It's the only place steel, leather and fine wood come together.
One of my first memories was sitting by my dad as he spit on a carborundum stone and sharpened a couple of his knives. I was in awe. Not enough space here to tell the story of my father, who grew up in the depression about 20 miles south of the Canadian border on the outskirts of a small Montana town--#2 of six brothers. i.e.he knew his stuff in anything guns, survival and the wild.
I received my first knife at the Alamo, a gift from my parents--a one inch blade purchased in the gift shop with the Alamo and Davy Crockett graphics embazoned in full color on the plastic scales after I exhibited 6-year-old lust over it in a showcase. Within a week I got in trouble with that knife and it was taken from me. It was returned a while later with a wink from my father out of my mother's sight. I was discreet with blades from that moment on. Still am.

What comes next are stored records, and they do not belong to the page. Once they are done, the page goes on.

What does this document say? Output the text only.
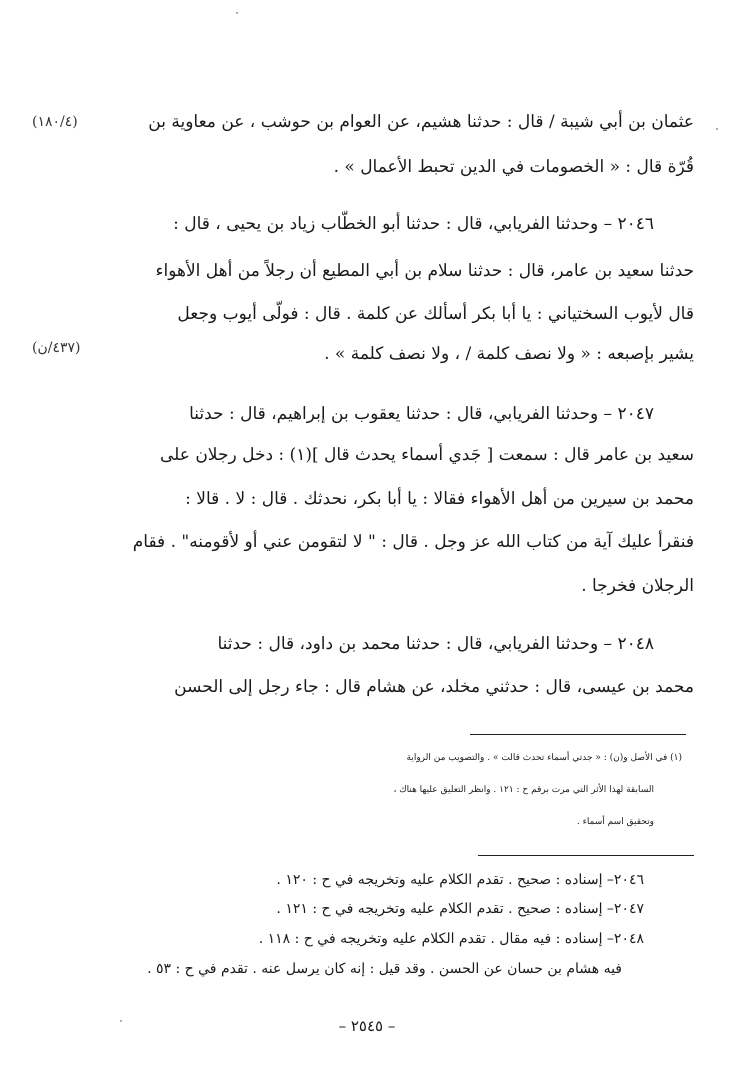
(١٨٠/٤)
(٤٣٧/ن)
عثمان بن أبي شيبة / قال : حدثنا هشيم، عن العوام بن حوشب ، عن معاوية بن
قُرّة قال : « الخصومات في الدين تحبط الأعمال » .
٢٠٤٦ – وحدثنا الفريابي، قال : حدثنا أبو الخطّاب زياد بن يحيى ، قال :
حدثنا سعيد بن عامر، قال : حدثنا سلام بن أبي المطيع أن رجلاً من أهل الأهواء
قال لأيوب السختياني : يا أبا بكر أسألك عن كلمة . قال : فولّى أيوب وجعل
يشير بإصبعه : « ولا نصف كلمة / ، ولا نصف كلمة » .
٢٠٤٧ – وحدثنا الفريابي، قال : حدثنا يعقوب بن إبراهيم، قال : حدثنا
سعيد بن عامر قال : سمعت [ جَدي أسماء يحدث قال ](١) : دخل رجلان على
محمد بن سيرين من أهل الأهواء فقالا : يا أبا بكر، نحدثك . قال : لا . قالا :
فنقرأ عليك آية من كتاب الله عز وجل . قال : " لا لتقومن عني أو لأقومنه" . فقام
الرجلان فخرجا .
٢٠٤٨ – وحدثنا الفريابي، قال : حدثنا محمد بن داود، قال : حدثنا
محمد بن عيسى، قال : حدثني مخلد، عن هشام قال : جاء رجل إلى الحسن
(١) في الأصل و(ن) : « جدتي أسماء تحدث قالت » . والتصويب من الرواية
السابقة لهذا الأثر التي مرت برقم ح : ١٢١ . وانظر التعليق عليها هناك ،
وتحقيق اسم أسماء .
٢٠٤٦– إسناده : صحيح . تقدم الكلام عليه وتخريجه في ح : ١٢٠ .
٢٠٤٧– إسناده : صحيح . تقدم الكلام عليه وتخريجه في ح : ١٢١ .
٢٠٤٨– إسناده : فيه مقال . تقدم الكلام عليه وتخريجه في ح : ١١٨ .
فيه هشام بن حسان عن الحسن . وقد قيل : إنه كان يرسل عنه . تقدم في ح : ٥٣ .
– ٢٥٤٥ –
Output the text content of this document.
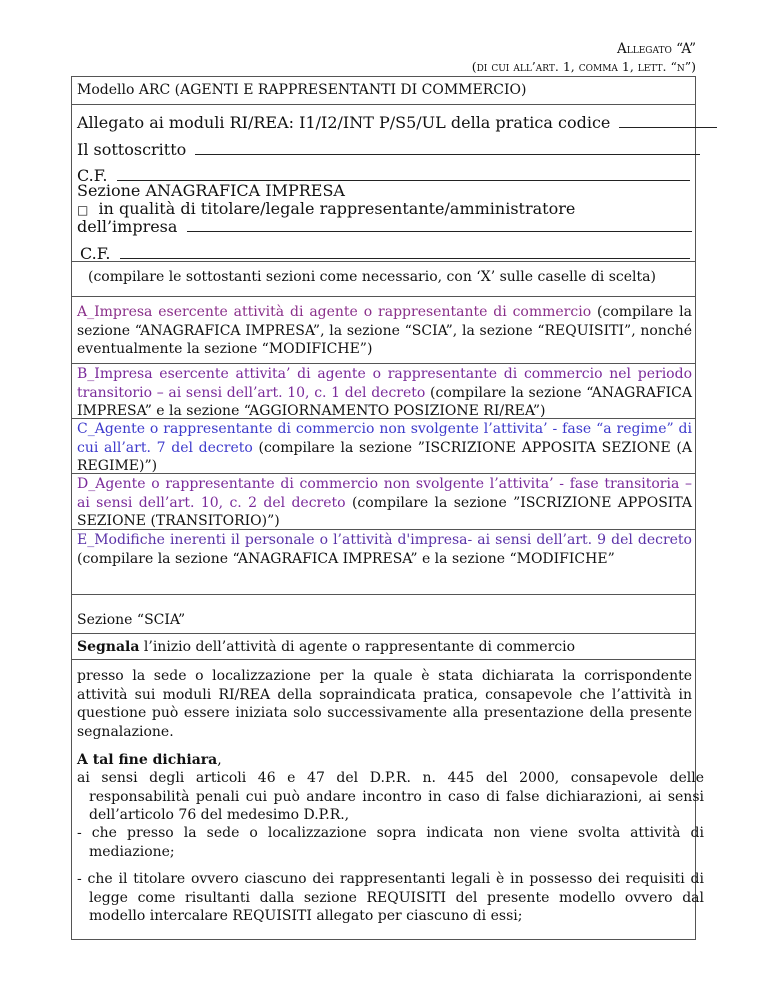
Allegato “A”
(di cui all’art. 1, comma 1, lett. “n”)
Modello ARC (AGENTI E RAPPRESENTANTI DI COMMERCIO)
Allegato ai moduli RI/REA: I1/I2/INT P/S5/UL della pratica codice
Il sottoscritto
C.F.
Sezione ANAGRAFICA IMPRESA
□ in qualità di titolare/legale rappresentante/amministratore
dell’impresa
C.F.
(compilare le sottostanti sezioni come necessario, con ‘X’ sulle caselle di scelta)
A_Impresa esercente attività di agente o rappresentante di commercio (compilare la sezione “ANAGRAFICA IMPRESA”, la sezione “SCIA”, la sezione “REQUISITI”, nonché eventualmente la sezione “MODIFICHE”)
B_Impresa esercente attivita’ di agente o rappresentante di commercio nel periodo transitorio – ai sensi dell’art. 10, c. 1 del decreto (compilare la sezione “ANAGRAFICA IMPRESA” e la sezione “AGGIORNAMENTO POSIZIONE RI/REA”)
C_Agente o rappresentante di commercio non svolgente l’attivita’ - fase “a regime” di cui all’art. 7 del decreto (compilare la sezione ”ISCRIZIONE APPOSITA SEZIONE (A REGIME)”)
D_Agente o rappresentante di commercio non svolgente l’attivita’ - fase transitoria – ai sensi dell’art. 10, c. 2 del decreto (compilare la sezione ”ISCRIZIONE APPOSITA SEZIONE (TRANSITORIO)”)
E_Modifiche inerenti il personale o l’attività d'impresa- ai sensi dell’art. 9 del decreto (compilare la sezione “ANAGRAFICA IMPRESA” e la sezione “MODIFICHE”
Sezione “SCIA”
Segnala l’inizio dell’attività di agente o rappresentante di commercio
presso la sede o localizzazione per la quale è stata dichiarata la corrispondente attività sui moduli RI/REA della sopraindicata pratica, consapevole che l’attività in questione può essere iniziata solo successivamente alla presentazione della presente segnalazione.
A tal fine dichiara,
ai sensi degli articoli 46 e 47 del D.P.R. n. 445 del 2000, consapevole delle responsabilità penali cui può andare incontro in caso di false dichiarazioni, ai sensi dell’articolo 76 del medesimo D.P.R.,
- che presso la sede o localizzazione sopra indicata non viene svolta attività di mediazione;
- che il titolare ovvero ciascuno dei rappresentanti legali è in possesso dei requisiti di legge come risultanti dalla sezione REQUISITI del presente modello ovvero dal modello intercalare REQUISITI allegato per ciascuno di essi;
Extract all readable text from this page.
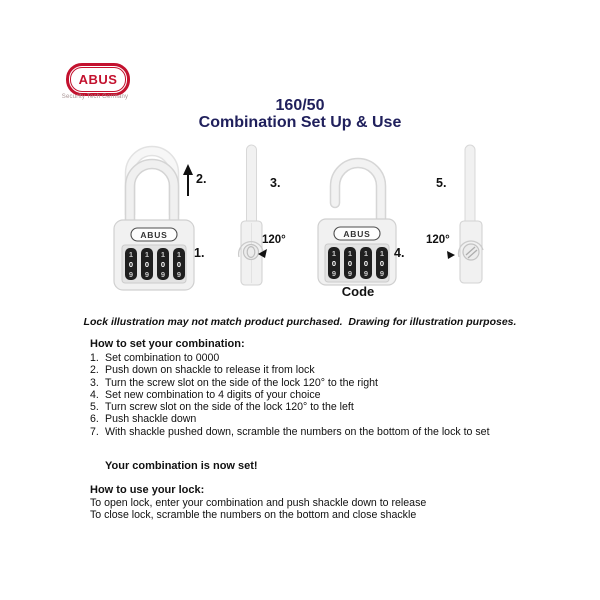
ABUS
Security Tech Germany	160/50
Combination Set Up & Use
ABUS
1
0
9
1
0
9
1
0
9
1
0
9
2.
1.
3.
120°	ABUS
1
0
9
1
0
9
1
0
9
1
0
9
4.
Code
5.
120°
Lock illustration may not match product purchased.  Drawing for illustration purposes.
How to set your combination:
1. Set combination to 0000
2. Push down on shackle to release it from lock
3. Turn the screw slot on the side of the lock 120° to the right
4. Set new combination to 4 digits of your choice
5. Turn screw slot on the side of the lock 120° to the left
6. Push shackle down
7. With shackle pushed down, scramble the numbers on the bottom of the lock to set
Your combination is now set!
How to use your lock:
To open lock, enter your combination and push shackle down to release
To close lock, scramble the numbers on the bottom and close shackle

I acquired cheapies occasionally during my elementary years (during which my dad began transferring most of his knowledge of the wild to me in some amazing places) and got my first "good" one, a Schrade-Walden 108 OT folder in 8th or 9th grade. I still have it. This was followed by a "switchblade" or two by the time I was a senior.
Through college and into early adulthood I acquired quite a variety, losing or breaking many, yet managing to enter my professional life with a pretty good collection that has grown since.

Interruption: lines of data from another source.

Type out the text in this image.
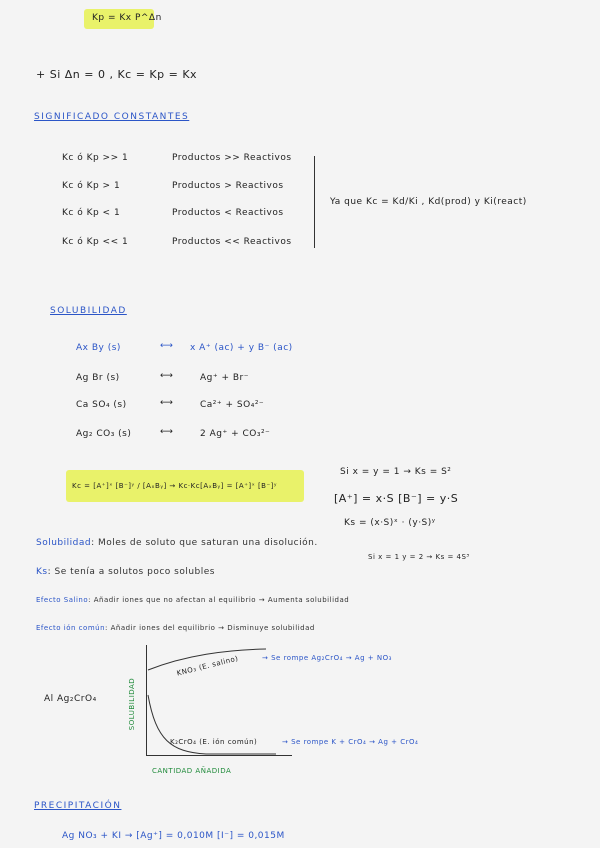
Kp = Kx P^Δn
+ Si Δn = 0 , Kc = Kp = Kx
SIGNIFICADO CONSTANTES
Kc ó Kp >> 1	Productos >> Reactivos
Kc ó Kp > 1	Productos > Reactivos
Kc ó Kp < 1	Productos < Reactivos
Kc ó Kp << 1	Productos << Reactivos
Ya que Kc = Kd/Ki , Kd(prod) y Ki(react)
SOLUBILIDAD
Ax By (s)	⟷ x A⁺ (ac) + y B⁻ (ac)
Ag Br (s)	⟷	Ag⁺ + Br⁻
Ca SO₄ (s)	⟷	Ca²⁺ + SO₄²⁻
Ag₂ CO₃ (s)	⟷	2 Ag⁺ + CO₃²⁻
Kc = [A⁺]ˣ [B⁻]ʸ / [AₓBᵧ] → Kc·Kc[AₓBᵧ] = [A⁺]ˣ [B⁻]ʸ
Si x = y = 1 → Ks = S²
[A⁺] = x·S [B⁻] = y·S
Ks = (x·S)ˣ · (y·S)ʸ
Si x = 1 y = 2 → Ks = 4S³
Solubilidad: Moles de soluto que saturan una disolución.
Ks: Se tenía a solutos poco solubles
Efecto Salino: Añadir iones que no afectan al equilibrio → Aumenta solubilidad
Efecto ión común: Añadir iones del equilibrio → Disminuye solubilidad
Al Ag₂CrO₄	SOLUBILIDAD
CANTIDAD AÑADIDA
KNO₃ (E. salino)	→ Se rompe Ag₂CrO₄ → Ag + NO₃
K₂CrO₄ (E. ión común)	→ Se rompe K + CrO₄ → Ag + CrO₄
PRECIPITACIÓN
Ag NO₃ + KI → [Ag⁺] = 0,010M [I⁻] = 0,015M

Early in this period, as my father's job involved world travel, my parents gave me a leuku from Finland (an early J. Martinni), Basque yatagans (my love for stiletto-styled blades was born!), various Spanish Jerezana estiletes, and a kickass khukuri forged in a village in Nepal, among others. I still have most of those.
I lost my Benchmade/Emerson CQC in the High Sierra while in my 30's (?) and still grieve over it. Made me very careful from then on.

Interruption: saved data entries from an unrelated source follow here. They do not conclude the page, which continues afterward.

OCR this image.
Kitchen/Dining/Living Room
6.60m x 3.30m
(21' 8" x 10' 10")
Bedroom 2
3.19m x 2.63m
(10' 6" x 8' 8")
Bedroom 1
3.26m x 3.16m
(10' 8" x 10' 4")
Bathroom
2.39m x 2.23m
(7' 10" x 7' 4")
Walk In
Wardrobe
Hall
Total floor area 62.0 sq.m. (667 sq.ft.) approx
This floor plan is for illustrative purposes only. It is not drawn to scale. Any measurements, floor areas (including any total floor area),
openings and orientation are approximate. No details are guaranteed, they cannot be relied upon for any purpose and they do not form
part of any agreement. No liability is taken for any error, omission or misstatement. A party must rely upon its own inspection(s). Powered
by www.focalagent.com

By my 40's I had been into extreme backpacking and motorcycle touring, whitewater canoeing/kayaking for a long time which led to more specialized knives--boot knives, a leuku/puuko dual rig, my cherished Tekna dive knife (crazy, right?), etc. Again, most of which I still have and mention in these pages sometimes.
As I got older and began to pull back on some of these activities, I raided drawers, saddlebags, dry bags, cars, trucks and packs to get all of my accumulated knives together one day for the first time and surprisingly realized I was a "collector" if I wanted to be.
Things got ridiculous from there and I was into Sebenzas and embarrassingly high-dollar folders before I knew it.
Currently I have no business ever buying another knife of any kind...but I still do. Knives make memories.